福建の短勁を中心にした鶴拳類と、私たちの広東南拳系は明らかに違います。
北派と比べると震脚などはしないのでそこは共通しているのですが、福建系は浮沈(プーチン)と言って体幹での沈身動作があります。
我々は基本それも使いません。
なので私はどうも浮沈を伴う短勁が理解できていません。
広東系で行う長勁は、またの名を暗勁とも呼ばれていて、外形には発勁動作がありません。
なので南派は発勁がなくただ殴ってるなどと言う誤解を招いたのでしょう。
日本では南派と言えば短勁か殴るかという誤解がどうもやたらに広がっています。
しかし、比較的メジャーな我々のタイプ、うまく表す言葉が見つかりません。
上に書いたように広東南拳と書いたり、平馬南拳と書いたりしますが、これもわかりにくいような。
広東以外にも広まっているし、平馬以外も使うし。
平たく言うなら洪拳系……。
我々の蔡李佛もルーツの一つは洪拳ですから、これは間違いではない。
潭家三展拳や周家拳など、このタイプは広く普及しています。
このあいだ、たまたまYOUTUBEで台湾の大学で行われている南派武術の動画を目にしました。こちらです。

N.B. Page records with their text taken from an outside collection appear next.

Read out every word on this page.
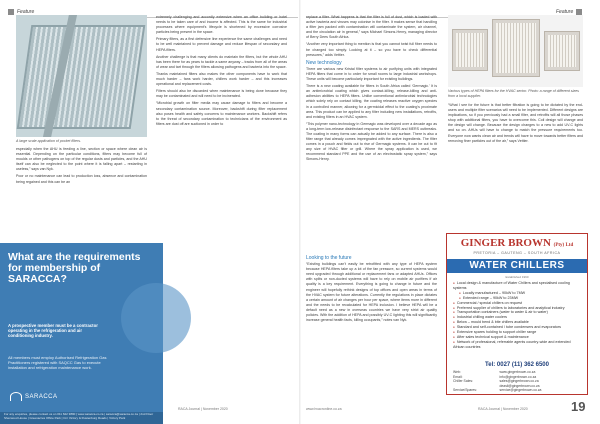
Feature
A large scale application of pocket filters.

especially when the AHU is feeding a line, section or space where clean air is essential. Depending on the particular conditions, filters may become full of moulds or other pathogens on top of the regular dusts and particles, and the AHU itself can also be neglected to the point where it is falling apart – restarting in useless,” says van Nyk.

Poor or no maintenance can lead to production loss, absence and contamination being regained and this can be an

extremely challenging and accordly extensive when an office building or hotel needs to be taken care of and income is affected. This is the same for industrial processes where equipment’s lifecycle is shortened by excessive corrosive particles being present in the space.

Primary filters, as a first defensive line experience the same challenges and need to be well maintained to prevent damage and reduce lifespan of secondary and HEPA filters.

Another challenge is that many clients do maintain the filters, but the whole AHU has been there for as years to tackle a same anyway – tracks from all of the areas of wear and tart through the filters allowing pathogens and bacteria into the space.

Thanks maintained filters also makes the other components have to work that much harder – fans work harder, chillers work harder – and this increases operational and replacement costs.

Filters should also be discarded when maintenance is being done because they may be contaminated and will need to be incinerated.

“Microbial growth on filter media may cause damage to filters and become a secondary contamination source. Moreover, backshift during filter replacement also poses health and safety concerns to maintenance workers. Backshift refers to the threat of secondary contamination to technicians of the environment as filters are dust off are suctioned in order to

What are the requirements for membership of SARACCA?
A prospective member must be a contractor operating in the refrigeration and air conditioning industry.
All members must employ Authorised Refrigeration Gas Practitioners registered with SAQCC Gas to execute installation and refrigeration maintenance work.
SARACCA
For any enquiries, please contact us on 011 622 3890 | www.saracca.co.za | saracca@saracca.co.za | 2nd Floor Sherwood House | Greenacres Office Park | Cnr Victory & Rustenburg Roads | Victory Park
RACA Journal | November 2020
Feature

replace a filter. What happens is that the filter is full of dust, which is loaded with active bacteria and viruses may colonise in the filter. It makes sense that handling a filter jam packed with contamination will contaminate the system, air channel, and the circulation air in general,” says Michael Simons-Henry, managing director of Berry Dees South Africa.

“Another very important thing to mention is that you cannot twist full fiber needs to be changed too simply. Looking at it – so you have to check differential pressures,” adds Vettier.

New technology

There are various new Kristal filter systems to air purifying units with integrated HEPA filters that come in to order for small rooms to large industrial workshops. These units will become particularly important for existing buildings.

There is a new coating available for filters in South Africa called ‘Germagic.’ It is an antimicrobial coating which gives contact-killing, release-killing and anti-adhesion abilities to HEPA filters. Unlike conventional antimicrobial technologies which solely rely on contact killing, the coating releases reactive oxygen species in a controlled manner, allowing for a germicidal effect to the coating’s proximate area. This product can be applied to any filter including new installations, retrofits, and existing filters in an HVAC system.

“This polymer nano-technology in Germagic was developed over a decade ago as a long-term low-release disinfectant response to the SARS and MERS outbreaks. The coating in many forms can actually be added to any surface. There is also a filter range that already comes impregnated with the active ingredients. The filter comes in a pouch and fields out to rise of Germagic systems. It can be cut to fit any size of HVAC filter or grill. Where the spray application is used, we recommend standard PPE and the use of an electrostatic spray system,” says Simons-Henry.

Looking to the future

“Existing buildings can’t easily be retrofitted with any type of HEPA system because HEPA filters take up a lot of the fan pressure, so current systems would need upgraded through additional or replacement fans or adapted AHUs. Offices with splits or non-ducted systems will have to rely on mobile air purifiers if air quality is a key requirement. Everything is going to change in future and the engineer will hopefully rethink designs of top offices and open areas in terms of the HVAC system for future alterations. Currently the regulations in place dictates a certain amount of air changes per hour per space, where items more in different and the needs to be recalculated for HEPA inclusion. I believe HEPA will be a default need as a new in overseas countries we have very strict air quality policies. With the addition of HEPA and possibly UV-C lighting this will significantly increase general health facts, killing occupants,” notes van Nyk.

Various types of HEPA filters for the HVAC sector. Photo: a range of different sizes from a local supplier.

“What I see for the future is that better filtration is going to be dictated by the end-users and multiple filter scenarios will need to be implemented. Different designs are implications, so if you previously had a small filter, and retrofits will all those phases shop with additional filters, you have to overcome this. Coil design will change and the design will change. Because the design changes to a new to add UV-C lights and so on. AHUs will have to change to match the pressure requirements too. Everyone now wants clean air and trends will have to move towards better filters and removing finer particles out of the air,” says Vettier.

GINGER BROWN (Pty) Ltd
PRETORIA – GAUTENG – SOUTH AFRICA
WATER CHILLERS
Established 1990
● Local design & manufacture of Water Chillers and specialised cooling systems
● Locally manufactured – 90kW to 7MW
● Extended range – 90kW to 23MW
● Commercial / special chillers on request
● Preferred supplier of chillers to laboratories and analytical industry
● Transportation containers (water to water & air to water)
● Industrial chilling water coolers
● Below – mould bend & bite chillers available
● Standard and self-contained / tube condensers and evaporators
● Extensive spares holding to support chiller range
● After sales technical support & maintenance
● Network of professional, referrable agents country-wide and extended African countries
Tel: 0027 (11) 362 6500
Web:	www.gingerbrown.co.za
Email:	info@gingerbrown.co.za
Chiller Sales:	sales@gingerbrown.co.za
	deasli@gingerbrown.co.za
Service/Spares:	service@gingerbrown.co.za
www.hvacronline.co.za	RACA Journal | November 2020	19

https://www.youtube.com/watch?v=bsn2QxdMkPc
これ、まったくうちの系統です。上に書いてきた系統の典型です。
私たちもいつもこういう練習をしています。
震脚しなくても浮沈しなくてもきれいに飛んできます。
この系統を、ここでは南派五禽と呼んでいるようですね。
なるほど。確かにこの系統には五種類の獣の要素があります。
うちではそれを五獣と呼んでいましたが、確かに五禽と呼んでも同じことでしょう。
いつも書いている、気功によって人間の中の動物の時代の力を引き出して活用するというコンセプトからも、この考え方に着目した呼称はわかりやすいものかもしれません。